Nicole Brändle Schlegel, Leiterin Arbeit, Bildung, Politik bei HotellerieSuisse.
Es wäre verheerend, die betroffenen Betriebe jetzt fallen zu lassen – kurz vor dem möglichen Pandemie-Ende.
Hüben wie drüben macht sich Optimismus breit: Die Fallzahlen sinken, die Impfkampagne schreitet voran, und die Restriktionen werden gelockert. HotellerieSuisse freut sich über diese positive Entwicklung, die insgesamt zu einer Entspannung der wirtschaftlichen Lage führt. Doch damit ist die Krise noch nicht ausgestanden. Nebst einer gewissen Unsicherheit über mögliche neue Kapriolen der Pandemie fällt für die Hotellerie besonders die anhaltende Baisse im internationalen Tourismus negativ ins Gewicht. Gäste aus Fernmärkten sowie Geschäftsreisende werden die Schweiz frühestens ab 2022 wieder in grösserer Zahl besuchen. Dies zeigen Marktbeobachtungen und Prognosen renommierter Institute wie der KOF.
Angesichts des traditionell hohen Anteils von 55 Prozent an internationalen Gästen kompensiert die Nachfrage aus dem Inland und dem nahen Ausland die fehlenden Erträge bei weitem nicht. Auf internationale Kundschaft ausgerichtete Destinationen und Unternehmen können nur bedingt von den Öffnungsschritten profitieren. Nach bereits 15 Krisenmonaten sind die Reserven betroffener Betriebe aufgebraucht und fehlen die Mittel für Investitionen, die jedoch zur Wahrung der Wettbewerbsfähigkeit matchentscheidend sind. Akut ist die Problematik insbesondere in der Stadthotellerie, wo die Auslastungen und Zimmererträge auf historischen Tiefständen dümpeln. So sind etwa in der Genferseeregion die Einkünfte im ersten Quartal 2021 gegenüber dem Vorjahr um die Hälfte und in Basel um 70 Prozent eingebrochen.
Auch die neuste Lageeinschätzungsumfrage von HotellerieSuisse zeigt die hohen Verluste klar auf. Im Frühling erlitten allein bei den Stadthotels die Hälfte der Betriebe Einbrüche von 40 Prozent und mehr – 18 Prozent gar einen Verlust von mindestens 70 Prozent. Für die Wintersaison verzeichneten 61 Prozent der Betriebe Verluste von über 40 Prozent, in der Stadthotellerie gar 83 Prozent der Betriebe. Wenig erbaulich sind auch die erwarteten Auslastungen im Sommer von durchschnittlich 48 Prozent gegenüber 72 Prozent 2019. Der Buchungsstand liegt damit auf Vorjahresniveau und weit unter den Auslastungen vor der Pandemie.
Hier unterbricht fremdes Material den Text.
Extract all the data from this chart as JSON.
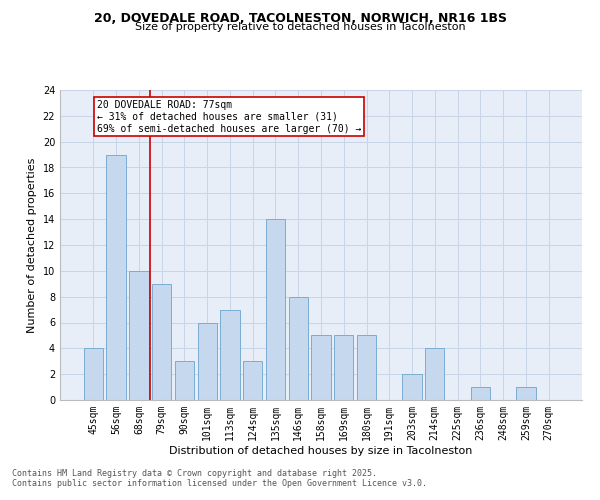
{
  "title1": "20, DOVEDALE ROAD, TACOLNESTON, NORWICH, NR16 1BS",
  "title2": "Size of property relative to detached houses in Tacolneston",
  "xlabel": "Distribution of detached houses by size in Tacolneston",
  "ylabel": "Number of detached properties",
  "categories": [
    "45sqm",
    "56sqm",
    "68sqm",
    "79sqm",
    "90sqm",
    "101sqm",
    "113sqm",
    "124sqm",
    "135sqm",
    "146sqm",
    "158sqm",
    "169sqm",
    "180sqm",
    "191sqm",
    "203sqm",
    "214sqm",
    "225sqm",
    "236sqm",
    "248sqm",
    "259sqm",
    "270sqm"
  ],
  "values": [
    4,
    19,
    10,
    9,
    3,
    6,
    7,
    3,
    14,
    8,
    5,
    5,
    5,
    0,
    2,
    4,
    0,
    1,
    0,
    1,
    0
  ],
  "bar_color": "#c5d8ee",
  "bar_edgecolor": "#7aadd4",
  "redline_index": 2.5,
  "annotation_text": "20 DOVEDALE ROAD: 77sqm\n← 31% of detached houses are smaller (31)\n69% of semi-detached houses are larger (70) →",
  "annotation_box_edgecolor": "#cc0000",
  "ylim": [
    0,
    24
  ],
  "yticks": [
    0,
    2,
    4,
    6,
    8,
    10,
    12,
    14,
    16,
    18,
    20,
    22,
    24
  ],
  "grid_color": "#c8d4e8",
  "bg_color": "#e8eef8",
  "footer1": "Contains HM Land Registry data © Crown copyright and database right 2025.",
  "footer2": "Contains public sector information licensed under the Open Government Licence v3.0.",
  "title_fontsize": 9,
  "subtitle_fontsize": 8,
  "axis_label_fontsize": 8,
  "tick_fontsize": 7,
  "annotation_fontsize": 7,
  "footer_fontsize": 6
}
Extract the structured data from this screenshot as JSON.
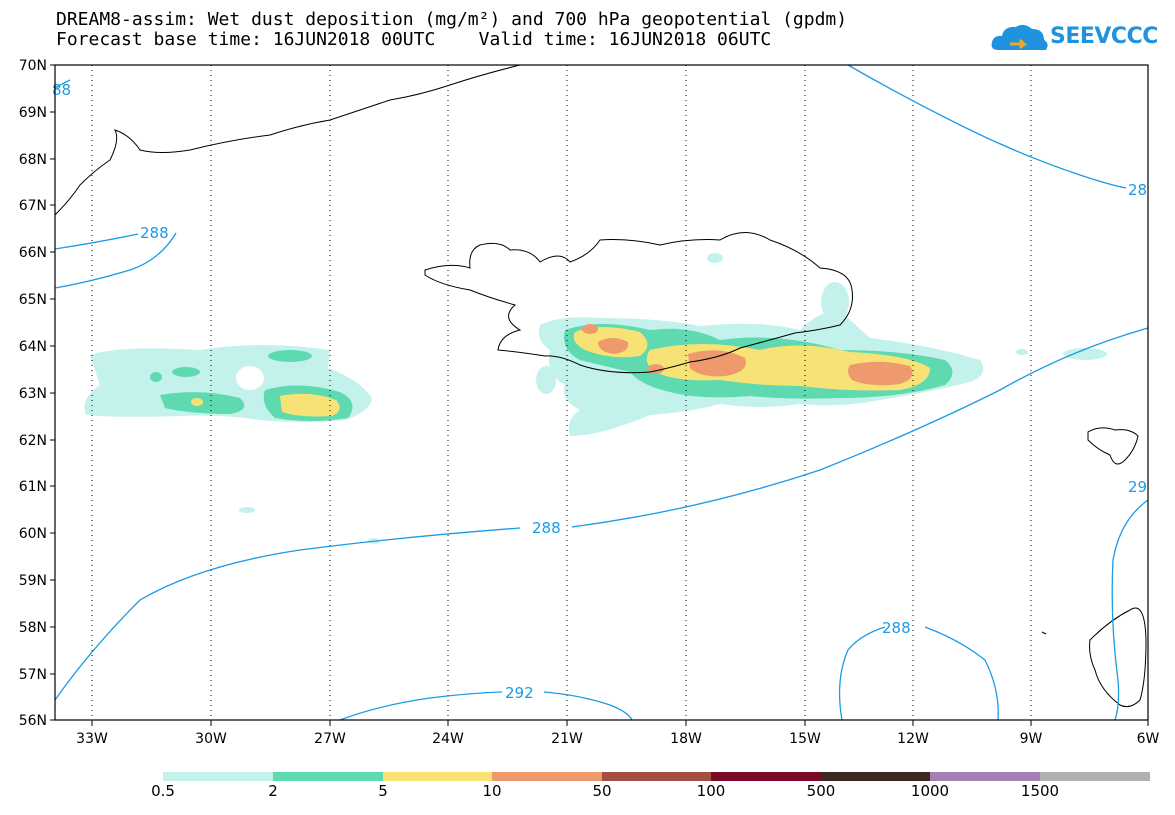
{
  "title": {
    "line1": "DREAM8-assim: Wet dust deposition (mg/m²) and 700 hPa geopotential (gpdm)",
    "line2": "Forecast base time: 16JUN2018 00UTC    Valid time: 16JUN2018 06UTC"
  },
  "logo": {
    "text": "SEEVCCC",
    "icon": "cloud-logo-icon",
    "color": "#1f93e0"
  },
  "map": {
    "lat_ticks": [
      "70N",
      "69N",
      "68N",
      "67N",
      "66N",
      "65N",
      "64N",
      "63N",
      "62N",
      "61N",
      "60N",
      "59N",
      "58N",
      "57N",
      "56N"
    ],
    "lon_ticks": [
      "33W",
      "30W",
      "27W",
      "24W",
      "21W",
      "18W",
      "15W",
      "12W",
      "9W",
      "6W"
    ],
    "contour_color": "#1a9be6",
    "contour_labels": [
      "88",
      "288",
      "28",
      "288",
      "29",
      "288",
      "292"
    ],
    "regions": [
      "Greenland",
      "Iceland",
      "Faroe Islands",
      "Scotland"
    ]
  },
  "colorbar": {
    "labels": [
      "0.5",
      "2",
      "5",
      "10",
      "50",
      "100",
      "500",
      "1000",
      "1500"
    ],
    "colors": [
      "#c3f2ec",
      "#5fd9b0",
      "#f7e276",
      "#ef9a6c",
      "#a24f41",
      "#7a0a25",
      "#3b2a1f",
      "#a67fb3",
      "#b0b0b0"
    ]
  }
}
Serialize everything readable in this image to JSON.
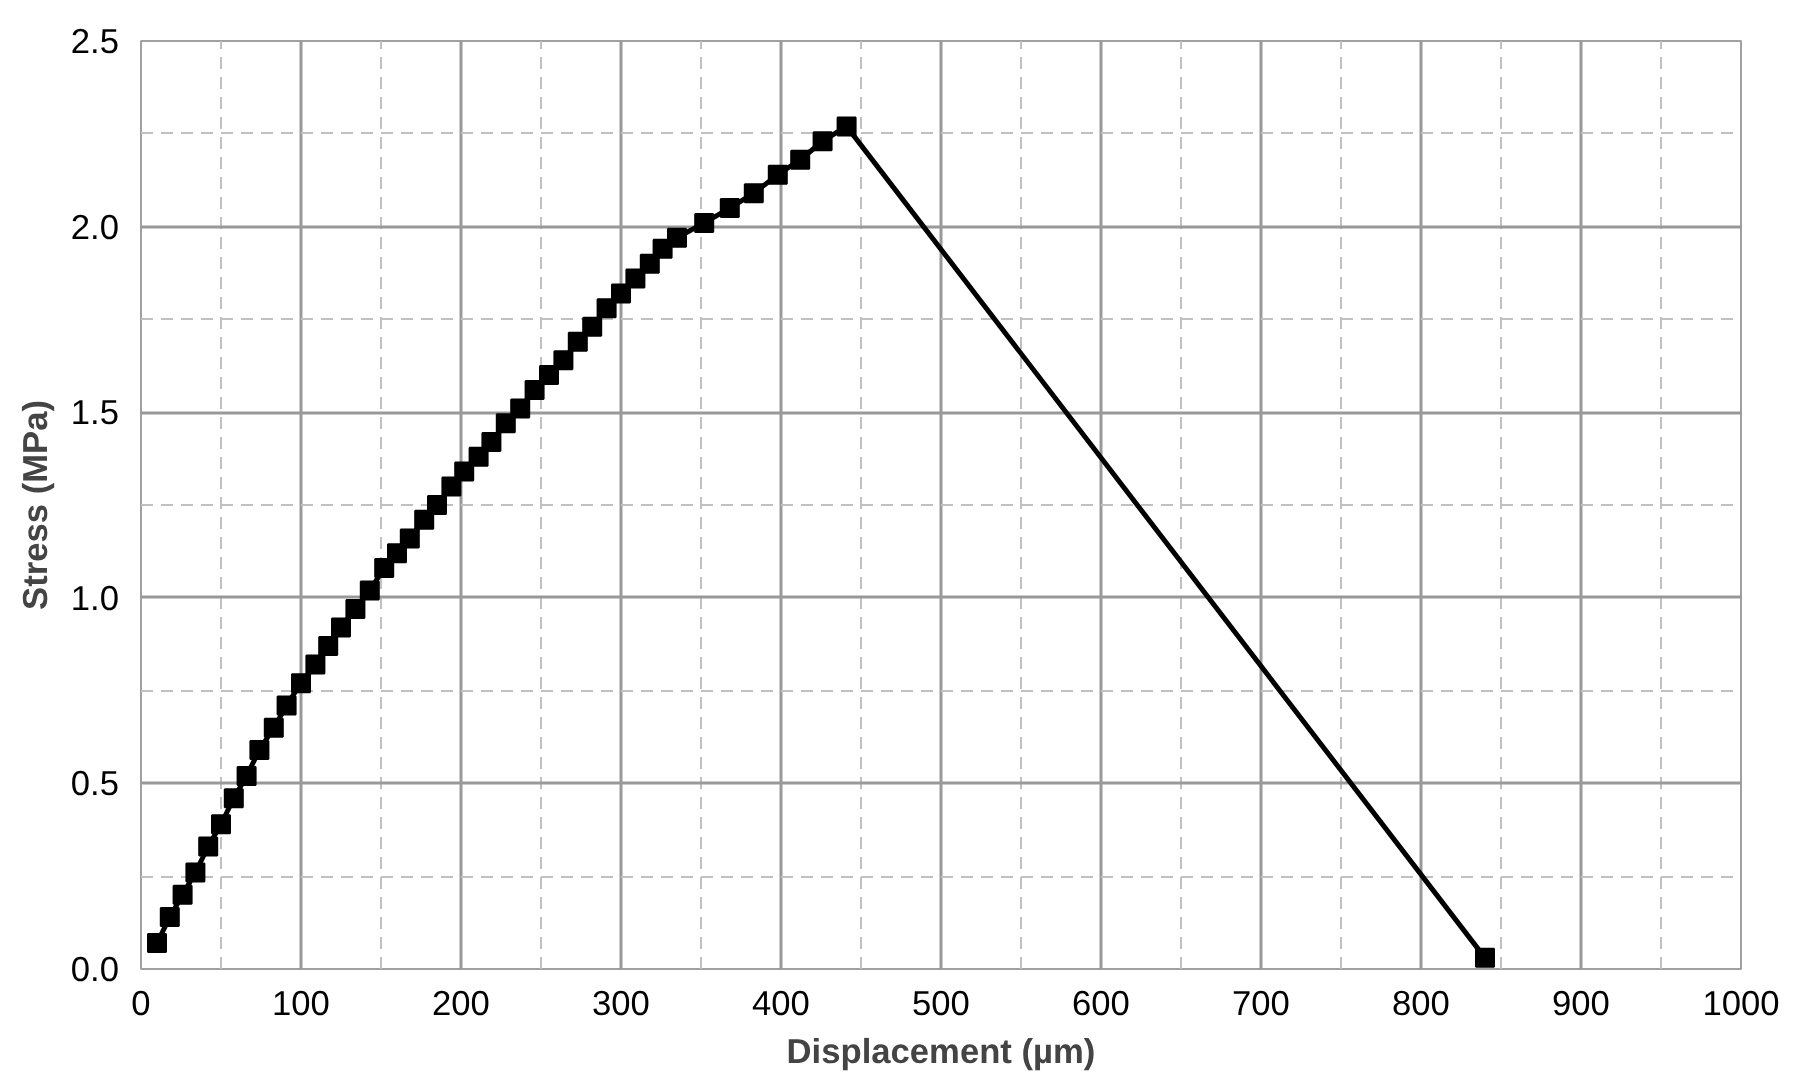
{
  "chart_data": {
    "type": "line",
    "xlabel": "Displacement (µm)",
    "ylabel": "Stress (MPa)",
    "x": [
      10,
      18,
      26,
      34,
      42,
      50,
      58,
      66,
      74,
      83,
      91,
      100,
      109,
      117,
      125,
      134,
      143,
      152,
      160,
      168,
      177,
      185,
      194,
      202,
      211,
      219,
      228,
      237,
      246,
      255,
      264,
      273,
      282,
      291,
      300,
      309,
      318,
      326,
      335,
      352,
      368,
      383,
      398,
      412,
      426,
      441,
      840
    ],
    "series": [
      {
        "color": "#000000",
        "values": [
          0.07,
          0.14,
          0.2,
          0.26,
          0.33,
          0.39,
          0.46,
          0.52,
          0.59,
          0.65,
          0.71,
          0.77,
          0.82,
          0.87,
          0.92,
          0.97,
          1.02,
          1.08,
          1.12,
          1.16,
          1.21,
          1.25,
          1.3,
          1.34,
          1.38,
          1.42,
          1.47,
          1.51,
          1.56,
          1.6,
          1.64,
          1.69,
          1.73,
          1.78,
          1.82,
          1.86,
          1.9,
          1.94,
          1.97,
          2.01,
          2.05,
          2.09,
          2.14,
          2.18,
          2.23,
          2.27,
          0.03
        ]
      }
    ],
    "xlim": [
      0,
      1000
    ],
    "ylim": [
      0,
      2.5
    ],
    "xticks": [
      0,
      100,
      200,
      300,
      400,
      500,
      600,
      700,
      800,
      900,
      1000
    ],
    "yticks": [
      {
        "value": 0,
        "label": "0.0"
      },
      {
        "value": 0.5,
        "label": "0.5"
      },
      {
        "value": 1,
        "label": "1.0"
      },
      {
        "value": 1.5,
        "label": "1.5"
      },
      {
        "value": 2,
        "label": "2.0"
      },
      {
        "value": 2.5,
        "label": "2.5"
      }
    ],
    "grid": true,
    "marker": "square",
    "line_style": "solid"
  }
}
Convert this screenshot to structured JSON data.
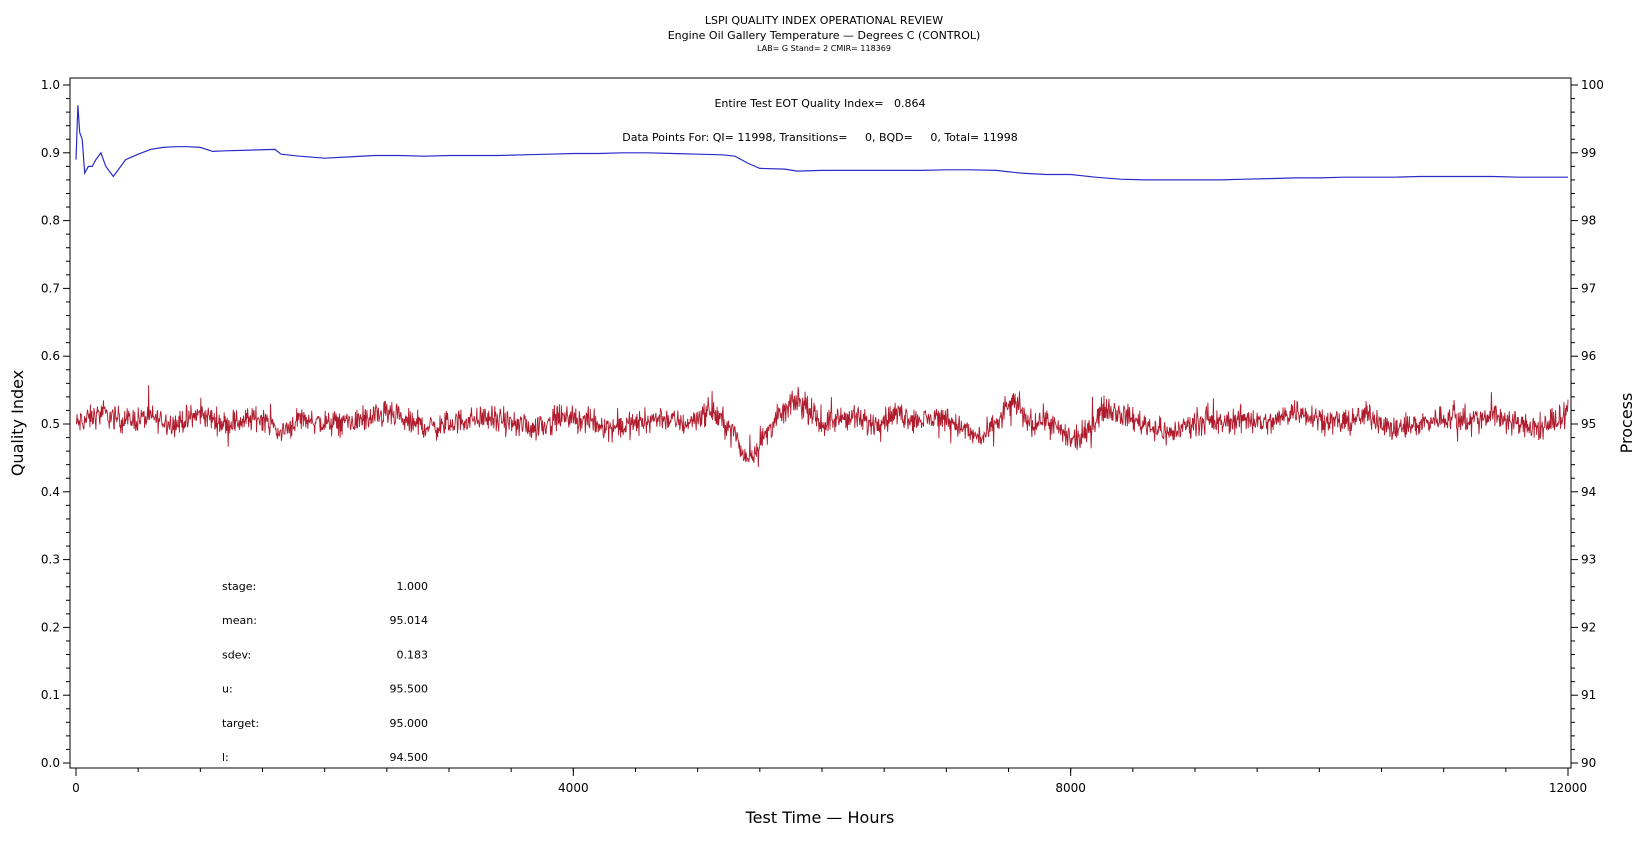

Unter solchen Voraussetzungen bleiben staatliche Kompensationszuschüsse in der Beherbergung bis Ende Jahr notwendig. HotellerieSuisse fordert deshalb die Verlängerung der Härtefallregelung, sodass betroffene Betriebe Corona-bedingte Verluste auch im zweiten Halbjahr 2021 kompensieren können. Eine Verlängerung der Härtefallregelung, wie es auch die wirtschaftspolitischen Kommissionen des National- und des Ständerats per Motion einhellig verlangen, muss Zweitgesuche ermöglichen, eine Erhöhung der Maximalbeiträge beinhalten sowie für grosse und kleine Unternehmen zugänglich sein. Die Behandlung dieser Vorstösse darf noch in der laufenden Sommersession erwartet werden.
Die bestehenden Vorgaben, so die Umsatzverlustgrenze von 40 Prozent, können dabei weitergeführt werden. Überkompensationen und Missbräuche werden so gezielt verhindert, während der finanzielle Mehraufwand für den Staat überschaubar bleibt. Mit einer gezielten Fortführung des bewährten Härtefallprogramms kann ein wesentlicher Beitrag zur Überwindung der Krise geleistet werden.
Es ist unbestritten, dass die Hotellerie bald wieder auf eigenen Füssen stehen soll. Unsere Betriebe wünschen sich nichts sehnlicher. Gleichzeitig wäre es verheerend, die am stärksten betroffenen Betriebe jetzt fallen zu lassen – angesichts der anrollenden Binnenkonjunktur und kurz vor dem hoffentlich absehbaren Ende der Pandemie.